HL Deb 26 June 1981 vol 421 cc1237-9

11.8 a.m.

Lord Houghton of Sowerby

My Lords, I beg leave to ask the second Question which stands in my name on the Order Paper.

The Question was as follows:

To ask Her Majesty's Government whether they are aware of the escalating exploitation of the immunities granted to religious minorities under our Slaughterhouses Acts, and whether they will advise local authorities concerned with planning applications and/or applications to license premises for slaughter of animals for export to seek the agreement of the applicants to the pre-stunning requirements which are imposed on all other slaughterings in this country.
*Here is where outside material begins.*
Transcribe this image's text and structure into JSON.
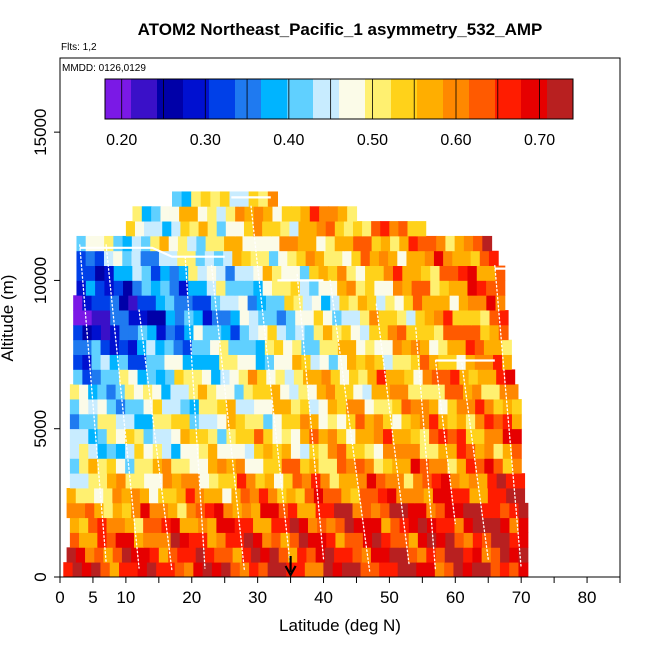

The Minister of State, Ministry of Agriculture, Fisheries and Food (Earl Ferrers)

My Lords, I am aware of some apparent increase in the use of religious slaughter, but the exemption from the pre-slaughter stunning requirement in the Slaughterhouses Act applies to any slaughtering of animals for the food of Jews or Moslems provided that the conditions which are laid down in the Act are met. Use should be made of this exemption only where it is clear that the customer requires for religious reasons that the animals are not stunned.

Lord Houghton of Sowerby

My Lords, is the Minister aware that the immunities in the present legislation derive from the first Slaughterhouses Act in Scotland in 1928, which were put there expressly to protect the position of Lascars, members of the crews of ships in the ports of Scotland; yet 50 years afterwards the protection of a minority religious persuasion in this matter has become big business and is becoming bigger business? Are the Government indifferent to this? Do they think it is in accordance with the intentions of Parliament throughout the period of this legislation? My Question asks whether they are prepared to advise local authorities to seek agreement with applicants for licences or planning permission to accept the pre-stunning conditions. Would the Minister kindly answer that?

Earl Ferrers

Parliament has discussed this question on a number of occasions, my Lords, and it has always come to the conclusion that it is correct to make such exemptions for the purposes of those religious minorities who require them. Parliament deliberately permitted this method of slaughter for those reasons, and it is not the Government's duty to seek to influence either the increase or restriction of this method of slaughter; the local authorities are the enforcement authorities.

Lord Houghton of Sowerby

My Lords, some local authorities have passed by-laws by resolution to regulate the method of slaughter of animals in their areas, and those by-laws are subject to confirmation. One particularly, near Kidderminster, has already been passed and is awaiting confirmation. Will the Government confirm by-laws passed by local authorities which seek to regulate the method of slaughter of animals when granting licences in their areas?

Earl Ferrers

It depends on the nature of the by-law and the nature of the request, my Lords. The Ministry of Agriculture's duty and the duty of the Government is to see that the laws which Parliament has provided are permitted, and those laws are that there should be this form of slaughter for those people who require it.

Lord Winstanley

My Lords, in giving further thought to this matter, may I ask the noble Earl to bear in mind that a very distinguished physician, the late Lord Horder, after a detailed investigation, pronounced the method of slaughter by Jews as the most rapid and merciful way of killing he himself had witnessed?

Earl Ferrers

My Lords, that is an interesting observation of which I was not aware and I am grateful to the noble Lord for informing me of it.